The Mayor of Gloversville, New York has submitted his resignation after pleading guilty to misdemeanor official misconduct.
Third-term Republican Dayton King submitted his letter of resignation Wednesday morning effective 5 p.m. after admitting he used the city’s postage meter for personal use.
Saratoga County District Attorney Karen Heggen acted as special prosecutor in the case.
“In open court today, he admitted before the judge and all present in the courtroom that he, in fact, had violated the laws of the state of New York and that he had done so in part by exercising conduct in regards to his official capacity as the mayor,” said Heggen.
In addition to resigning, King must pay more than $470 in restitution. He was also ordered to pay surcharges and fines totaling more than $700, and must complete 50 hours of community service.
Again, D.A. Heggen.
“This wasn’t just someone taking or stealing something of value. It also involved him abusing his discretion as an elected official. And for that, and because of that, as prosecutor, I believe the interests of justice were served by him admitting that in his plea of guilty today to the misdemeanor of official misconduct,” said Heggen.
King apologized in a statement, which reads in part:
“I used poor judgment. I was wrong, and I am embarrassed by my conduct. I apologize to everyone who I have let down and I ask for your forgiveness. I realize my actions have disappointed people that I care deeply about. I will work hard to regain the trust of the public.”
King became mayor in 2010 and held onto the office in his most recent election on a recount.
It wasn’t his first brush with the law.
In September, King paid a $250 fine after being charged with a violation of second-degree harassment. The complaint filed by King’s former mayoral challenger, Bill Rowback, came after King announced during a televised debate that he had viewed Rowback’s personnel file.
Rowback is employed as a Gloversville firefighter. In October, King apologized to Rowback during a common council meeting.
It’s now up to the Gloversville Common Council to appoint an interim mayor.

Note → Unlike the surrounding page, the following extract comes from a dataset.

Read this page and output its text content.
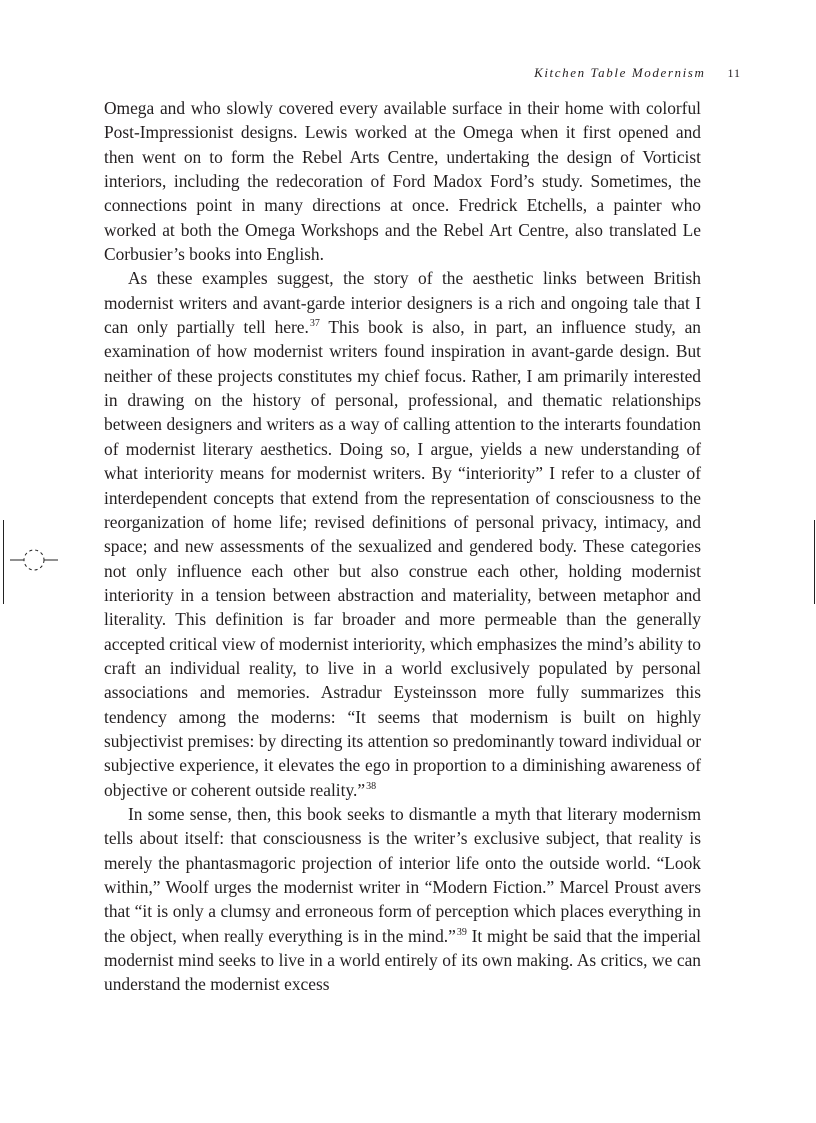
Kitchen Table Modernism 11

Omega and who slowly covered every available surface in their home with colorful Post-Impressionist designs. Lewis worked at the Omega when it first opened and then went on to form the Rebel Arts Centre, undertaking the design of Vorticist interiors, including the redecoration of Ford Madox Ford’s study. Sometimes, the connections point in many directions at once. Fredrick Etchells, a painter who worked at both the Omega Workshops and the Rebel Art Centre, also translated Le Corbusier’s books into English.

As these examples suggest, the story of the aesthetic links between British modernist writers and avant-garde interior designers is a rich and ongoing tale that I can only partially tell here.$^{37}$ This book is also, in part, an influence study, an examination of how modernist writers found inspiration in avant-garde design. But neither of these projects constitutes my chief focus. Rather, I am primarily interested in drawing on the history of personal, professional, and thematic relationships between designers and writers as a way of calling attention to the interarts foundation of modernist literary aesthetics. Doing so, I argue, yields a new understanding of what interiority means for modernist writers. By “interiority” I refer to a cluster of interdependent concepts that extend from the representation of consciousness to the reorganization of home life; revised definitions of personal privacy, intimacy, and space; and new assessments of the sexualized and gendered body. These categories not only influence each other but also construe each other, holding modernist interiority in a tension between abstraction and materiality, between metaphor and literality. This definition is far broader and more permeable than the generally accepted critical view of modernist interiority, which emphasizes the mind’s ability to craft an individual reality, to live in a world exclusively populated by personal associations and memories. Astradur Eysteinsson more fully summarizes this tendency among the moderns: “It seems that modernism is built on highly subjectivist premises: by directing its attention so predominantly toward individual or subjective experience, it elevates the ego in proportion to a diminishing awareness of objective or coherent outside reality.”$^{38}$

In some sense, then, this book seeks to dismantle a myth that literary modernism tells about itself: that consciousness is the writer’s exclusive subject, that reality is merely the phantasmagoric projection of interior life onto the outside world. “Look within,” Woolf urges the modernist writer in “Modern Fiction.” Marcel Proust avers that “it is only a clumsy and erroneous form of perception which places everything in the object, when really everything is in the mind.”$^{39}$ It might be said that the imperial modernist mind seeks to live in a world entirely of its own making. As critics, we can understand the modernist excess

Councilor-at-large Vincent DeSantis says one will be chosen prior to Thursday’s organizational meeting.
‘The charter says that the council has to appoint one of its members for that vacancy if the mayor’s position is vacant for any reason,” said DeSantis.
A member of the community could then also be chosen to fill the vacancy left on the city council.
DeSantis said the legal issues surrounding King put the city in a difficult position.
“I think there’s a feeling of relief and a feeling that now we can put things back in order and proceed with all of the positive things that we are doing for Gloversville. Because we do have so many positive initiatives that are in the works,” said DeSantis.
The Common Council’s 2019 organizational meeting is scheduled for Thursday at 6 p.m.